Global Health


Some Statistics
Today there are 42 million people living with HIV/AIDS around the world. Of this total, 29.4 million live in Africa, 3.2 million of them children.

Experts predict the HIV/AIDS pandemic will explode in Nigeria, Ethiopia, Russia, India and China by the end of the decade. In 2010, these countries are expected to have an infected population of 50 to 75 million.

1 million deaths occur from malaria each year—90% of these are in Africa

About 8 million tuberculosis cases occur each year—3 million in Southeast Asia and 2 million in sub-Saharan Africa.

In the hardest hit African nations, as many as 58% of those living with HIV/AIDS are women.

By the year 2010, there will be an estimated 25 million children left orphan because of HIV/AIDS.

(See USCCB Global Health Backgrounder, 2003)



Millions of children throughout the world are left orphan and/or vulnerable as a result of the impact of HIV/AIDS and other infectious diseases on families and communities.


A mother and her baby wait long hours to visit a clinician at a rural hospital in Zambia.


A mother sits next to her ill daughter in a rural Zambian village.
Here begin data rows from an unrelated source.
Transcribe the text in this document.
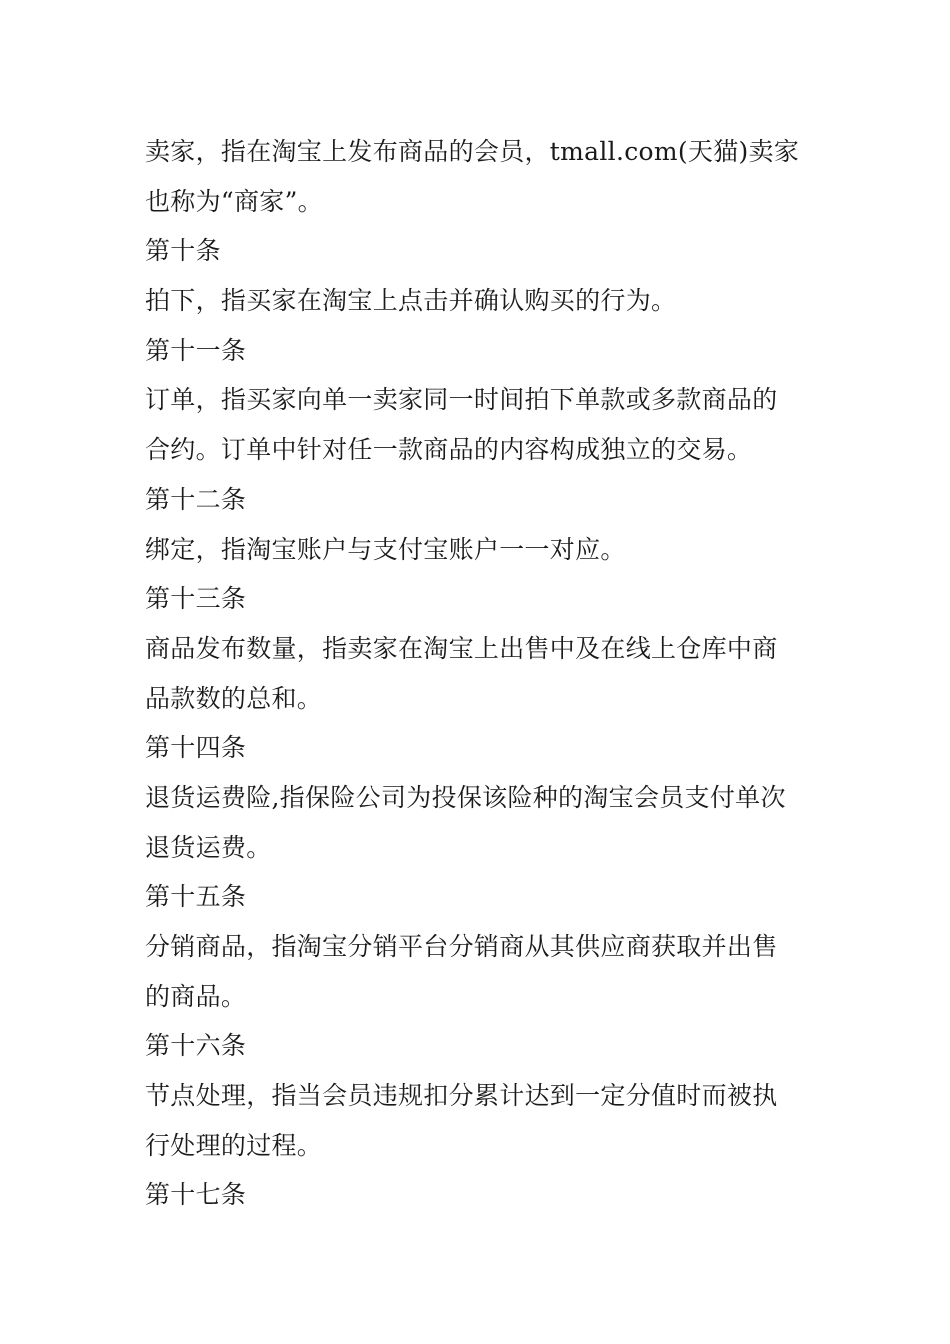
卖家，指在淘宝上发布商品的会员，tmall.com(天猫)卖家
也称为“商家”。
第十条
拍下，指买家在淘宝上点击并确认购买的行为。
第十一条
订单，指买家向单一卖家同一时间拍下单款或多款商品的
合约。订单中针对任一款商品的内容构成独立的交易。
第十二条
绑定，指淘宝账户与支付宝账户一一对应。
第十三条
商品发布数量，指卖家在淘宝上出售中及在线上仓库中商
品款数的总和。
第十四条
退货运费险,指保险公司为投保该险种的淘宝会员支付单次
退货运费。
第十五条
分销商品，指淘宝分销平台分销商从其供应商获取并出售
的商品。
第十六条
节点处理，指当会员违规扣分累计达到一定分值时而被执
行处理的过程。
第十七条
She describes her daughter's sickness as the same that killed her husband-"the long illness"-or AIDS.



In villages devastated by HIV/AIDS and other infectious diseases, women work intensively to hold their communities together with few resources. On the left, a Zambian grandmother cares for her eight grandchildren after losing all of her children to AIDS. On the right, a woman describes providing home-based care for the many members of her community too sick to leave their homes.